Supporting Deletion and Forward Referencing

Deleting datasets means deleting all the extents that belong to it. However this is easier said than done because the extent may have segments which contain chunks which are referred to by other extents. So we cannot simply delete. There are two ways to support effective deletion.

First approach is to load the segments one by one from the extents and conditionally store them into a new file. First the segment’s similarity indicators are re-computed and looked up in the index. This will give us the reference count associated with the similarity indicator along with the segment it points to. If the indicator points to another segment then it’s reference count is decremented. Otherwise if the associated reference count is zero, it is first removed from the index. If the reference count is zero for all similarity indicators of the segment or all it’s similarity indicators point to other segments then the segment is not stored into the new file. However a seek is performed on the target file to sparsely extend it. This preserves the relative offsets of the segments which need to be retained.

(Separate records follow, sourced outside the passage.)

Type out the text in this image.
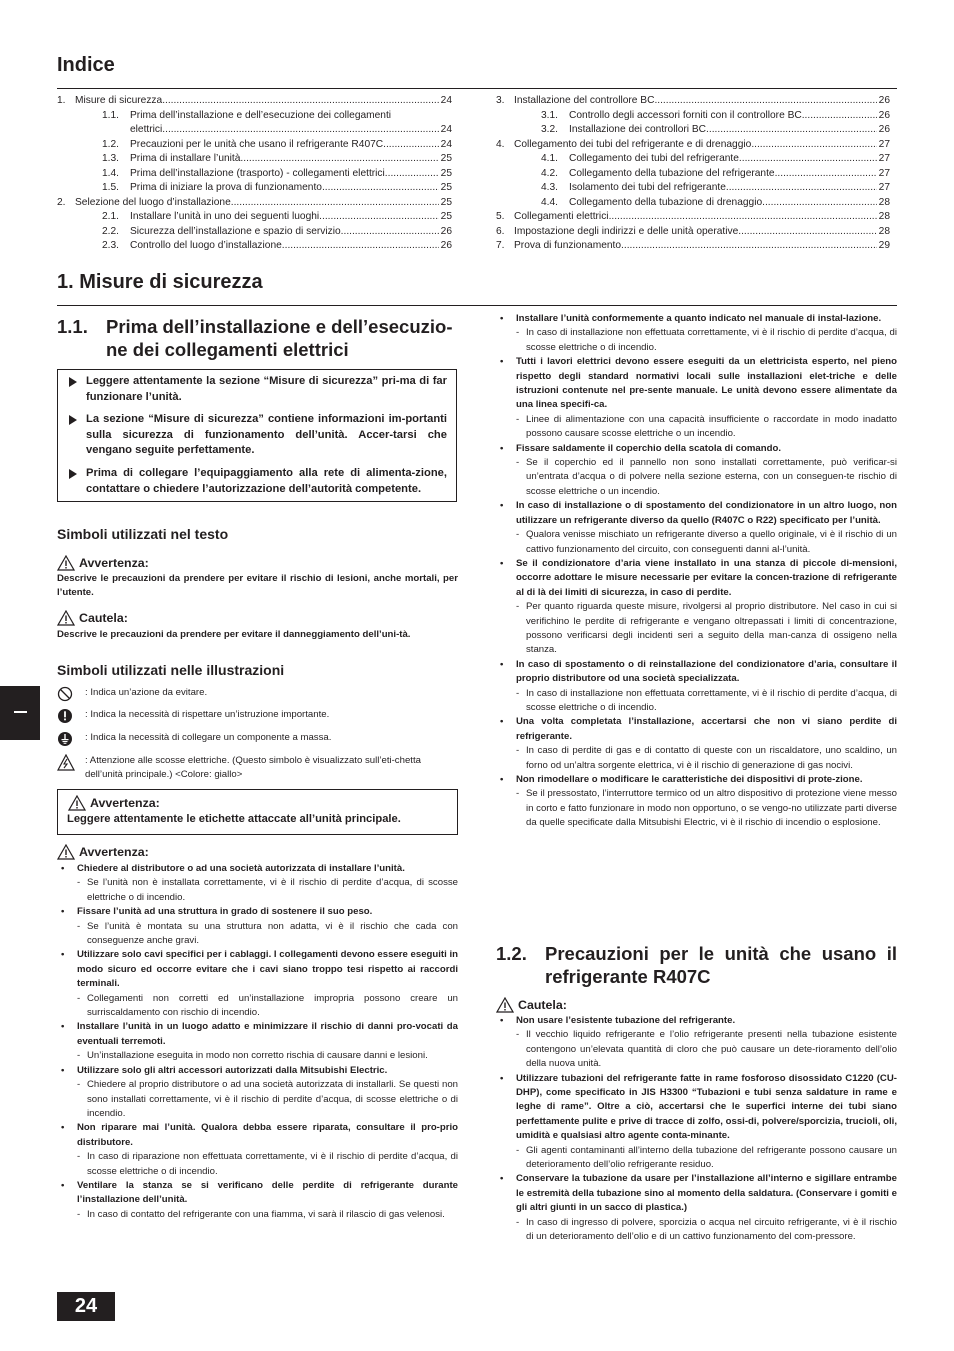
Indice
1. Misure di sicurezza .....	24
1.1.	Prima dell’installazione e dell’esecuzione dei collegamenti
elettrici .....	24
1.2.	Precauzioni per le unità che usano il refrigerante R407C .....	24
1.3.	Prima di installare l’unità .....	25
1.4.	Prima dell’installazione (trasporto) - collegamenti elettrici .....	25
1.5.	Prima di iniziare la prova di funzionamento .....	25
2. Selezione del luogo d’installazione .....	25
2.1.	Installare l’unità in uno dei seguenti luoghi .....	25
2.2.	Sicurezza dell’installazione e spazio di servizio .....	26
2.3.	Controllo del luogo d’installazione .....	26
3. Installazione del controllore BC .....	26
3.1.	Controllo degli accessori forniti con il controllore BC .....	26
3.2.	Installazione dei controllori BC .....	26
4. Collegamento dei tubi del refrigerante e di drenaggio .....	27
4.1.	Collegamento dei tubi del refrigerante .....	27
4.2.	Collegamento della tubazione del refrigerante .....	27
4.3.	Isolamento dei tubi del refrigerante .....	27
4.4.	Collegamento della tubazione di drenaggio .....	28
5. Collegamenti elettrici .....	28
6. Impostazione degli indirizzi e delle unità operative .....	28
7. Prova di funzionamento .....	29
1. Misure di sicurezza
1.1. Prima dell’installazione e dell’esecuzio-
ne dei collegamenti elettrici
Leggere attentamente la sezione “Misure di sicurezza” pri-ma di far funzionare l’unità.
La sezione “Misure di sicurezza” contiene informazioni im-portanti sulla sicurezza di funzionamento dell’unità. Accer-tarsi che vengano seguite perfettamente.
Prima di collegare l’equipaggiamento alla rete di alimenta-zione, contattare o chiedere l’autorizzazione dell’autorità competente.
Simboli utilizzati nel testo
Avvertenza:
Descrive le precauzioni da prendere per evitare il rischio di lesioni, anche mortali, per l’utente.
Cautela:
Descrive le precauzioni da prendere per evitare il danneggiamento dell’uni-tà.
Simboli utilizzati nelle illustrazioni
: Indica un’azione da evitare.
: Indica la necessità di rispettare un’istruzione importante.
: Indica la necessità di collegare un componente a massa.
: Attenzione alle scosse elettriche. (Questo simbolo è visualizzato sull’eti-chetta dell’unità principale.) <Colore: giallo>
Avvertenza:
Leggere attentamente le etichette attaccate all’unità principale.
Avvertenza:
• Chiedere al distributore o ad una società autorizzata di installare l’unità.
- Se l’unità non è installata correttamente, vi è il rischio di perdite d’acqua, di scosse elettriche o di incendio.
• Fissare l’unità ad una struttura in grado di sostenere il suo peso.
- Se l’unità è montata su una struttura non adatta, vi è il rischio che cada con conseguenze anche gravi.
• Utilizzare solo cavi specifici per i cablaggi. I collegamenti devono essere eseguiti in modo sicuro ed occorre evitare che i cavi siano troppo tesi rispetto ai raccordi terminali.
- Collegamenti non corretti ed un’installazione impropria possono creare un surriscaldamento con rischio di incendio.
• Installare l’unità in un luogo adatto e minimizzare il rischio di danni pro-vocati da eventuali terremoti.
- Un’installazione eseguita in modo non corretto rischia di causare danni e lesioni.
• Utilizzare solo gli altri accessori autorizzati dalla Mitsubishi Electric.
- Chiedere al proprio distributore o ad una società autorizzata di installarli. Se questi non sono installati correttamente, vi è il rischio di perdite d’acqua, di scosse elettriche o di incendio.
• Non riparare mai l’unità. Qualora debba essere riparata, consultare il pro-prio distributore.
- In caso di riparazione non effettuata correttamente, vi è il rischio di perdite d’acqua, di scosse elettriche o di incendio.
• Ventilare la stanza se si verificano delle perdite di refrigerante durante l’installazione dell’unità.
- In caso di contatto del refrigerante con una fiamma, vi sarà il rilascio di gas velenosi.
• Installare l’unità conformemente a quanto indicato nel manuale di instal-lazione.
- In caso di installazione non effettuata correttamente, vi è il rischio di perdite d’acqua, di scosse elettriche o di incendio.
• Tutti i lavori elettrici devono essere eseguiti da un elettricista esperto, nel pieno rispetto degli standard normativi locali sulle installazioni elet-triche e delle istruzioni contenute nel pre-sente manuale. Le unità devono essere alimentate da una linea specifi-ca.
- Linee di alimentazione con una capacità insufficiente o raccordate in modo inadatto possono causare scosse elettriche o un incendio.
• Fissare saldamente il coperchio della scatola di comando.
- Se il coperchio ed il pannello non sono installati correttamente, può verificar-si un’entrata d’acqua o di polvere nella sezione esterna, con un conseguen-te rischio di scosse elettriche o un incendio.
• In caso di installazione o di spostamento del condizionatore in un altro luogo, non utilizzare un refrigerante diverso da quello (R407C o R22) specificato per l’unità.
- Qualora venisse mischiato un refrigerante diverso a quello originale, vi è il rischio di un cattivo funzionamento del circuito, con conseguenti danni al-l’unità.
• Se il condizionatore d’aria viene installato in una stanza di piccole di-mensioni, occorre adottare le misure necessarie per evitare la concen-trazione di refrigerante al di là dei limiti di sicurezza, in caso di perdite.
- Per quanto riguarda queste misure, rivolgersi al proprio distributore. Nel caso in cui si verifichino le perdite di refrigerante e vengano oltrepassati i limiti di concentrazione, possono verificarsi degli incidenti seri a seguito della man-canza di ossigeno nella stanza.
• In caso di spostamento o di reinstallazione del condizionatore d’aria, consultare il proprio distributore od una società specializzata.
- In caso di installazione non effettuata correttamente, vi è il rischio di perdite d’acqua, di scosse elettriche o di incendio.
• Una volta completata l’installazione, accertarsi che non vi siano perdite di refrigerante.
- In caso di perdite di gas e di contatto di queste con un riscaldatore, uno scaldino, un forno od un’altra sorgente elettrica, vi è il rischio di generazione di gas nocivi.
• Non rimodellare o modificare le caratteristiche dei dispositivi di prote-zione.
- Se il pressostato, l’interruttore termico od un altro dispositivo di protezione viene messo in corto e fatto funzionare in modo non opportuno, o se vengo-no utilizzate parti diverse da quelle specificate dalla Mitsubishi Electric, vi è il rischio di incendio o esplosione.
1.2. Precauzioni per le unità che usano il
refrigerante R407C
Cautela:
• Non usare l’esistente tubazione del refrigerante.
- Il vecchio liquido refrigerante e l’olio refrigerante presenti nella tubazione esistente contengono un’elevata quantità di cloro che può causare un dete-rioramento dell’olio della nuova unità.
• Utilizzare tubazioni del refrigerante fatte in rame fosforoso disossidato C1220 (CU-DHP), come specificato in JIS H3300 “Tubazioni e tubi senza saldature in rame e leghe di rame”. Oltre a ciò, accertarsi che le superfici interne dei tubi siano perfettamente pulite e prive di tracce di zolfo, ossi-di, polvere/sporcizia, trucioli, oli, umidità e qualsiasi altro agente conta-minante.
- Gli agenti contaminanti all’interno della tubazione del refrigerante possono causare un deterioramento dell’olio refrigerante residuo.
• Conservare la tubazione da usare per l’installazione all’interno e sigillare entrambe le estremità della tubazione sino al momento della saldatura. (Conservare i gomiti e gli altri giunti in un sacco di plastica.)
- In caso di ingresso di polvere, sporcizia o acqua nel circuito refrigerante, vi è il rischio di un deterioramento dell’olio e di un cattivo funzionamento del com-pressore.
24
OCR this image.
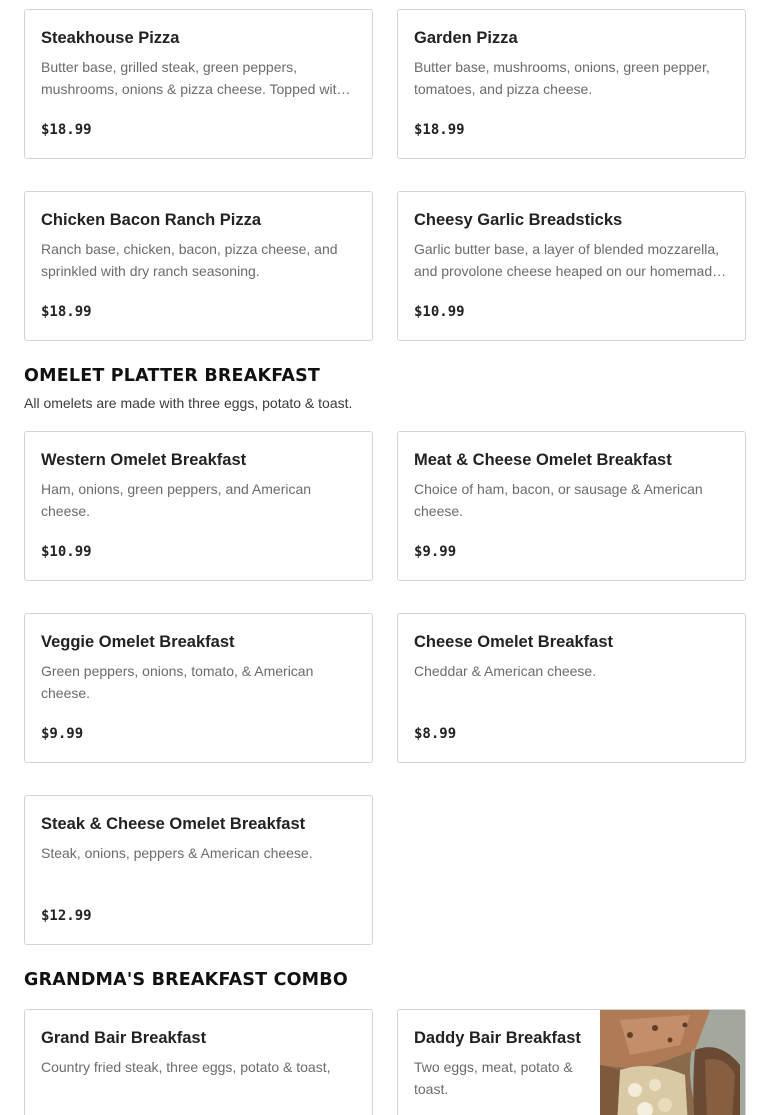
Steakhouse Pizza
Butter base, grilled steak, green peppers, mushrooms, onions & pizza cheese. Topped wit…
$18.99
Garden Pizza
Butter base, mushrooms, onions, green pepper, tomatoes, and pizza cheese.
$18.99
Chicken Bacon Ranch Pizza
Ranch base, chicken, bacon, pizza cheese, and sprinkled with dry ranch seasoning.
$18.99
Cheesy Garlic Breadsticks
Garlic butter base, a layer of blended mozzarella, and provolone cheese heaped on our homemad…
$10.99
OMELET PLATTER BREAKFAST
All omelets are made with three eggs, potato & toast.
Western Omelet Breakfast
Ham, onions, green peppers, and American cheese.
$10.99
Meat & Cheese Omelet Breakfast
Choice of ham, bacon, or sausage & American cheese.
$9.99
Veggie Omelet Breakfast
Green peppers, onions, tomato, & American cheese.
$9.99
Cheese Omelet Breakfast
Cheddar & American cheese.
$8.99
Steak & Cheese Omelet Breakfast
Steak, onions, peppers & American cheese.
$12.99
GRANDMA'S BREAKFAST COMBO
Grand Bair Breakfast
Country fried steak, three eggs, potato & toast,
Daddy Bair Breakfast
Two eggs, meat, potato & toast.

Second approach is dependent on a technique called Forward Referencing. In this incoming data is stored as-is. If new chunks are duplicate to older chunks then the older chunk entries are updated to point to the new chunks. This means that deletion can be simply performed on the oldest dataset without any further checks as all references will be to newer chunks. I will need to apply the constraint that intermediate datasets cannot be deleted. The big advantage of Forward Referencing is that it speeds up restore times a lot because the latest dataset is typically the one that you want to restore and it is stored as whole and read sequentially. However Forward Referencing requires post-process deduplication in order to be performant and avoid too much random I/O during backup for example. Also technically it precludes source side dedupe as the data has to appear wholly on the backup store.

The third approach combines the above two approaches. Inline dedupe is done and then a post-process optimization pass can be kicked off to re-organize the data to a forward referenced layout. This requires temporary extra metadata space to record a log of all references per referenced extent so that we can invert the references an extent at a time. This can somewhat tricky to get right.

At present I am looking at the first approach and intend to explore the third optimization technique at a later date.